Kik has staged an impressive comeback from its early struggles. The service was a hit when it first arrived in 2010, racking up a million downloads in just 15 days and claiming the title of fastest growing app ever at the time. However, Kik faced a huge setback after BlackBerry kicked the app off App World, revoked access to push notifications and sued for patent infringement. The disagreement was especially personal because Livingston had previously worked for BlackBerry on its messenger service.

After the BlackBerry kerfuffle, Kik saw its growth drop from 100,000 users a day to the low thousands a week.

“We went from the bottom of the world to top of the world to the bottom of the world in one month,” he recalled.

Livingston attributed the app’s success to a crucial decision that Kik made to base its service around usernames instead of tying it to users’ phone numbers, as rival Whatsapp and similar services have done. According to Livingston, the move resulted in users passing out their Kik IDs on mobile apps like Instagram and MeetMe.

“Kik became the number one way to talk to new people you don’t know,” he said. “Because of using usernames we were able to come back.”

While Whatsapp arguably gets more attention, Livingston claims that Kik is actually growing faster than its competitor on Android and is close to catching up in terms of overall users in the US.

The BlackBerry conflict served as the motivation for Kik’s long road to establishing itself as a platform and not just a messaging app.

“We had to force ourselves to ask a question: How do we differentiate and win and put it on BlackBerry?” he said.

Livingston says Kik was the first to launch a native platform, almost two years ago. Since then, Asian messaging services like Line, Kakao, and WeChat have all emerged with their own third-party platforms. Line and Kakao in particular have leveraged their core apps to create successful gaming titles.

In the West, Kik believes it’s got a head start. Livingston says Whatsapp is the only other messaging service in North America that’s big enough to support a platform, and the competitor hasn’t shown any signs that it’s making the move.

The difference between Kik’s platform play and its competitors’ is that Kik is going with HTML5 apps that reside within its own messenger app, while rivals are opting for native apps connected by a social layer. Livingston says it took the full two years to write the HTML5 libraries from scratch, and the company plans to open source them as a resource for developers.

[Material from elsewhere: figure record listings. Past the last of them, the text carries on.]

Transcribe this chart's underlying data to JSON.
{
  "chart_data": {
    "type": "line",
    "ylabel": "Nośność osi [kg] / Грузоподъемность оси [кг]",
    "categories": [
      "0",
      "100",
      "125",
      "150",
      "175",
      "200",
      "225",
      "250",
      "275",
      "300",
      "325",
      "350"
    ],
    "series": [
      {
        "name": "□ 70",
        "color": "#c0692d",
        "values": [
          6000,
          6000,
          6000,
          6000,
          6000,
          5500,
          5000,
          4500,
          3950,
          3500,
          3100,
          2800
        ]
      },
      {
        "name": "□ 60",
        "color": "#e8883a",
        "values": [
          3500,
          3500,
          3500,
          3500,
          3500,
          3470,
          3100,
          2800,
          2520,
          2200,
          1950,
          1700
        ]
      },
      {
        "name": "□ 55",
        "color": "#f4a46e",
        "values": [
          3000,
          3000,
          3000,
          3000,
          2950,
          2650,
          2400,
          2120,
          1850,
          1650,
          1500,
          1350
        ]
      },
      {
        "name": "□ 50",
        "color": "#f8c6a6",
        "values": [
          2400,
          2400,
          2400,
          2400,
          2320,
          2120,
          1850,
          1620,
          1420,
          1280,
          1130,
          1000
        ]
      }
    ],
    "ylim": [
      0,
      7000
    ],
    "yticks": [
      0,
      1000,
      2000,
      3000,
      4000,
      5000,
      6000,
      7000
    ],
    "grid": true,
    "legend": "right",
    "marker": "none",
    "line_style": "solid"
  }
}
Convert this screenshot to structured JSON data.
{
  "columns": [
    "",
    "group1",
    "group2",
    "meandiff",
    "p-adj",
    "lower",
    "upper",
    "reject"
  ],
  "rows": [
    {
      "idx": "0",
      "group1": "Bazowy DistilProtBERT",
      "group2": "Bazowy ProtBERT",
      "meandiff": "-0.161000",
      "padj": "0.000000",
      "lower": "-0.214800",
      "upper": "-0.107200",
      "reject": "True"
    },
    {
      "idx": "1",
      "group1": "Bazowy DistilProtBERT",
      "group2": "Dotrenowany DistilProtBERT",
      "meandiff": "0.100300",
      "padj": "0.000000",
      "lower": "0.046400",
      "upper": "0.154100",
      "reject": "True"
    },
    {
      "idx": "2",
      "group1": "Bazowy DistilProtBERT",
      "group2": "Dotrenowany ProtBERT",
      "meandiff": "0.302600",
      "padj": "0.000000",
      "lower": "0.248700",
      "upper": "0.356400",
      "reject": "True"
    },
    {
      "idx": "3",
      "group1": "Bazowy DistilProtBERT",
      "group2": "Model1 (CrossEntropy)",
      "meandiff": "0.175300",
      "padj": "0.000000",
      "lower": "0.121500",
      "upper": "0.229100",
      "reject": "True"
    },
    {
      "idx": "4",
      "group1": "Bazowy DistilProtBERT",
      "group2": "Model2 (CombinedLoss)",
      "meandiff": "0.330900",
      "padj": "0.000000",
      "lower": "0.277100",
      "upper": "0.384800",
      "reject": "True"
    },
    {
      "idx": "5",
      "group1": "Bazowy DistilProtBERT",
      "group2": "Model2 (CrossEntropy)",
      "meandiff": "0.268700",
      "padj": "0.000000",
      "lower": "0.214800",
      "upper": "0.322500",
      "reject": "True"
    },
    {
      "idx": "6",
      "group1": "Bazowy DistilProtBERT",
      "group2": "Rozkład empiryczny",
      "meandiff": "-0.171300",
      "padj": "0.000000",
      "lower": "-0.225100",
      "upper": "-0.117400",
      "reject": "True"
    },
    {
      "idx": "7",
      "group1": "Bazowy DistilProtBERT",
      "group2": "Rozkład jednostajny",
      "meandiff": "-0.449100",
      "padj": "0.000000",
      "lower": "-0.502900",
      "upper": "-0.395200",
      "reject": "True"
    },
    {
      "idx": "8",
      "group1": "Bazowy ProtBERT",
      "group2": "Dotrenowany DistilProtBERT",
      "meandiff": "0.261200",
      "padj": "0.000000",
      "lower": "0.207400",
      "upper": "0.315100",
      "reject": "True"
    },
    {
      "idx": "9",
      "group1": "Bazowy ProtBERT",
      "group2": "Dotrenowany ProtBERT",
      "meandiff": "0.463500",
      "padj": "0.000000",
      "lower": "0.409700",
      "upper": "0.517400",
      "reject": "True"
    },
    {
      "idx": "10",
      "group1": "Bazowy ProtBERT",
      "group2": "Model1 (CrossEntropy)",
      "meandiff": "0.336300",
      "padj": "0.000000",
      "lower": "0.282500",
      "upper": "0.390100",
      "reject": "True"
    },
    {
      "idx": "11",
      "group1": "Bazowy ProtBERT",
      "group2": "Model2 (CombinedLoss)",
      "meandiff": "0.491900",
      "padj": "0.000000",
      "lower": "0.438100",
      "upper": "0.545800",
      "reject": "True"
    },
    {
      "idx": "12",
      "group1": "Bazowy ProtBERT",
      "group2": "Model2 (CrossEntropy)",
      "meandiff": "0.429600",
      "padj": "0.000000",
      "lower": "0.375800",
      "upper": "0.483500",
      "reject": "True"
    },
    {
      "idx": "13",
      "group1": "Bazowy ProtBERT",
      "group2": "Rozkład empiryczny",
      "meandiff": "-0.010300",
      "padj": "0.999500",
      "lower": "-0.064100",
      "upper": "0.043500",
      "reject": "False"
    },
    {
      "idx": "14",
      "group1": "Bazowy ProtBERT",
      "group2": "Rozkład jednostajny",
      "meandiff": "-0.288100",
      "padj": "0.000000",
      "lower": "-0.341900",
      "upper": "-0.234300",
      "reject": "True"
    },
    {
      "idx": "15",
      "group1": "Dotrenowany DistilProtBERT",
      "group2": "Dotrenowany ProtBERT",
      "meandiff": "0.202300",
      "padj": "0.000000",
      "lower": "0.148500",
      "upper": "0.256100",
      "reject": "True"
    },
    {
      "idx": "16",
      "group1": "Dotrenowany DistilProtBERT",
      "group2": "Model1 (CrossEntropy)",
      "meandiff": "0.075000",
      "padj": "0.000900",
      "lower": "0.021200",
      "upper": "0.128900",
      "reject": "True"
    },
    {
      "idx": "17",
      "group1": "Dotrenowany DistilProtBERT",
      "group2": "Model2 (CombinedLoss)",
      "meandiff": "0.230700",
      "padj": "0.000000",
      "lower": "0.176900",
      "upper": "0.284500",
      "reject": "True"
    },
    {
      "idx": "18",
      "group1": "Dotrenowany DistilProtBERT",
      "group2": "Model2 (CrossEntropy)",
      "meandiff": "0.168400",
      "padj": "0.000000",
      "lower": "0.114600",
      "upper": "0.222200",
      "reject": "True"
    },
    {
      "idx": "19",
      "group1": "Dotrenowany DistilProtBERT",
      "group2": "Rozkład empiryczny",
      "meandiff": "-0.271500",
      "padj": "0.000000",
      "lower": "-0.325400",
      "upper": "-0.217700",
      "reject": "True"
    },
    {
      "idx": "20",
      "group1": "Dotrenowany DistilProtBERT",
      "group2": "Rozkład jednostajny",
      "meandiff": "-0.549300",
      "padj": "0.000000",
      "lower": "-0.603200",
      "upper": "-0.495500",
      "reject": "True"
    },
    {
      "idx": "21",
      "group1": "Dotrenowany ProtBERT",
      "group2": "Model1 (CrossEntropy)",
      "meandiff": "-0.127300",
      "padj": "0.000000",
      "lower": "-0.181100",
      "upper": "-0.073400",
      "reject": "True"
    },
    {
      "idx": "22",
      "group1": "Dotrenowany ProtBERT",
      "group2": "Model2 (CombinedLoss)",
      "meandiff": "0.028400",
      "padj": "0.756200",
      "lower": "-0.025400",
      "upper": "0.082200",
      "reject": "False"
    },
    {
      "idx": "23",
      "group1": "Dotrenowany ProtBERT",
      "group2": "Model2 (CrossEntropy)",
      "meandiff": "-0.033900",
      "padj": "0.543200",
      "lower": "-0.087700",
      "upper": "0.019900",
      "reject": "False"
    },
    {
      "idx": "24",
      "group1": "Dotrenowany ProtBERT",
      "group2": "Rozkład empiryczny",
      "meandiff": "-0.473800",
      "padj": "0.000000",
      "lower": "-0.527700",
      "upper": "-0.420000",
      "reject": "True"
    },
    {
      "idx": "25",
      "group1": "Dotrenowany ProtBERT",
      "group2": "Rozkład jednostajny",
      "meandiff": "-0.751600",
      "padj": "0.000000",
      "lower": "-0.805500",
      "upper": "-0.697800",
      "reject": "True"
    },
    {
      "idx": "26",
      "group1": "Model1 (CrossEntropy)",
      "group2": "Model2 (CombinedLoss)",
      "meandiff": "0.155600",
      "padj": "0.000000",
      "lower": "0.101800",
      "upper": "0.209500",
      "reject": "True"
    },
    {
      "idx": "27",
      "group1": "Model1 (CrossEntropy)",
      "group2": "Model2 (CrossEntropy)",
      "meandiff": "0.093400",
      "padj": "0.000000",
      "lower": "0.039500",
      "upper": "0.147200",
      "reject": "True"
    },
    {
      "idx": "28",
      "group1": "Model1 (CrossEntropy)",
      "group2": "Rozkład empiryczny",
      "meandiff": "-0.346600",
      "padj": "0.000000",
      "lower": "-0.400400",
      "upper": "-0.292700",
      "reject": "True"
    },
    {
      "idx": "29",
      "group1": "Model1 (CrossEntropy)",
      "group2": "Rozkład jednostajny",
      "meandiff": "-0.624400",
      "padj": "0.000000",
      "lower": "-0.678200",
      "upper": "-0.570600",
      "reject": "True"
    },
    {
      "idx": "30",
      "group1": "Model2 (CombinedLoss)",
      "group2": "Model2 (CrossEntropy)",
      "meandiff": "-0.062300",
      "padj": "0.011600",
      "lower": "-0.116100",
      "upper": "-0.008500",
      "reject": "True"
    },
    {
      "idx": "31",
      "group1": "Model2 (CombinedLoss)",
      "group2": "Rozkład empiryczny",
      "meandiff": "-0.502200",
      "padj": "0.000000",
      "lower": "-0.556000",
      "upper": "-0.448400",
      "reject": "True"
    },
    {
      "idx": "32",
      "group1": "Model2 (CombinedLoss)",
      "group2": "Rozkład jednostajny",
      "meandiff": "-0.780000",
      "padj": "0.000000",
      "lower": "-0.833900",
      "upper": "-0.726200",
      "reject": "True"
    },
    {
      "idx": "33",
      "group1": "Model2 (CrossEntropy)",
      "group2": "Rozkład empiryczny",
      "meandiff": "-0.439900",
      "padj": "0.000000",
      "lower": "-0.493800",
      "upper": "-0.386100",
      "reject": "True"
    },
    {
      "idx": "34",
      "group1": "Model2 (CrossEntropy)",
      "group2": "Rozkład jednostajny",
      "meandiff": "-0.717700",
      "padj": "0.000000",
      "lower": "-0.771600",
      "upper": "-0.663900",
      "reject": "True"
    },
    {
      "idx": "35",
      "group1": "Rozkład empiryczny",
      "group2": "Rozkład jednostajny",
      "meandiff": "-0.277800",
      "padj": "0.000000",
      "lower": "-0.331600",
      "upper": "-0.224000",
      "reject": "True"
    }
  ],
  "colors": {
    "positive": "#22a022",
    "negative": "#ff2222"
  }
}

I’m personally skeptical about the decision to go with Web apps. After all, Facebook admitted that betting on HTML5 was “one of the, if not THE biggest strategic mistake” that the company made. The company just announced the culmination of its new native app strategy: the Facebook Home app launcher.

Still, Kik’s not the only one betting on HTML5. Firefox is set to release its HTML5-focused mobile OS  later this year and the upcoming Tizen is also built around Web apps. Ultimately, the strength of any ecosystem is going to come down to whether developers get behind the platform and create interesting content for users.

“The Web is inevitable – it’s just who and when. We want to be the who and we want the when to be now,” Livington said.

Kik has built its HTML5 platform and attracted 50 million users. Now we will see if the developers will come too.